As well as his precious orchidarium, Dr Koizumi had overseen the construction of a series of dams and sluices to protect his priceless oysters and the black pearls he hoped they would bear to enrich the ill-fated Yakimoto Freshwater Pearl Company, which had employed him and sent him and his little team out here to seed the black lake with Japanese Biwa oysters. But they were no match for floods such as these. As the lake burst free of its natural boundaries, so it burst out of the doctor's system as well. The raging torrent tore away the reed bed through which Mizuki had fled, and uncovered the grinning skull which was all that was left of Dr Koizumi. The flood rolled the skull like a boulder into the ruined orchidarium where the precious plants had continued to blossom untended through all those years. It swept them on to a black-foaming crest and washed them on to a bed of water hyacinth.

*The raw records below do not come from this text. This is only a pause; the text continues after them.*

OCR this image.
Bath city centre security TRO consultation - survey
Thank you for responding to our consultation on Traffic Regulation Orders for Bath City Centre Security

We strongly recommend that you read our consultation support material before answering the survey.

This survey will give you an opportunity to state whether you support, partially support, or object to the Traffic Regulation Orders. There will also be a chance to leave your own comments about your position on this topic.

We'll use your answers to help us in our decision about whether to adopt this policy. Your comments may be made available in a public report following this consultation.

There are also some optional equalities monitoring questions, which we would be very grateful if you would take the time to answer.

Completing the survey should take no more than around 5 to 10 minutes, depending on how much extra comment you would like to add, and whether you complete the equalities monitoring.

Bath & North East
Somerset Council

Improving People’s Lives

But the power of the deluge was so massive that it ripped away the floor of the lake as easily as it tore free some of the plant-choked surface, so that Dr Koizumi's skull was joined on the floating bed of hyacinth not only by his beloved orchids but also by a dozen or more of his huge black pearl-rich oysters. And that bed of hyacinth, a thickly woven mat of stems and roots almost as big as a barge, stayed coherent as it was swept down into the river system that the waters from the black lake fed. Miraculously, the orchids, the oysters and the skull remained wedged in place as the hyacinth barge slid over waterfalls and cataracts, through races and rapids until it sailed safely out on to the broad stream of the main river. The river that was the life's blood of Benin La Bas, the great River Gir.